More on this: The newcomer, which focuses on small and medium-sized businesses (SMBs), will initially lend to SMBs located in and close to Greater Manchester, the FT reported. Bank North said it will operate regional “pods” with dedicated employees.

Operations will be run locally, including tailored loans and lending decisions for borrowers. Bank North also aims to speed up financing delivery to borrowers by as much as 10 times what’s typical for the industry.

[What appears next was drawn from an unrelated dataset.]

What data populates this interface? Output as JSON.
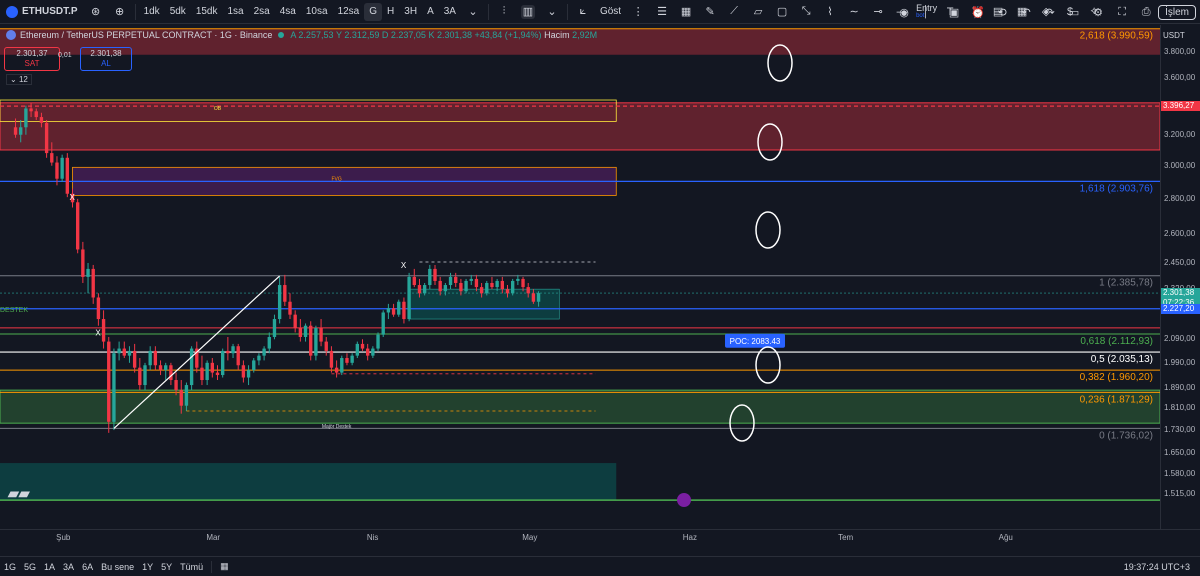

Bank North is the latest upstart in a series of newer UK banks that take a regional approach rather than a national approach, per the FT. Other recent examples include:

  • Birmingham Bank, which opened earlier this year
  • Newcastle-based GBB
  • Scotland-based Alba

The opportunity: By establishing dedicated regional teams for SMBs, Bank North can capitalize on recent branch closures by the UK’s big incumbents. Bank North alluded to the trend of geographical contractions by noting that businesses no longer have local contacts at existing banks. Recent examples of the contractions include:

  • Banks closing almost half of all branches from 2000 to 2019, per AltFi. The downward spiral has only accelerated since then due to the shift in focus toward digital banking, according to S&P Global Market Intelligence
  • A group of big banks planning a shared-branches program that involves 200 hub spots, but may also result in about 10 times as many branch closures

Even with fewer branches available, demand still persists for in-person banking— and Bank North and similar upstarts can tap into it. Branch usage penetration is projected to remain flat in the coming years, per Insider Intelligence, with the percentage of adult UK customers going from 65.0% in 2021 to 64.8% in 2025.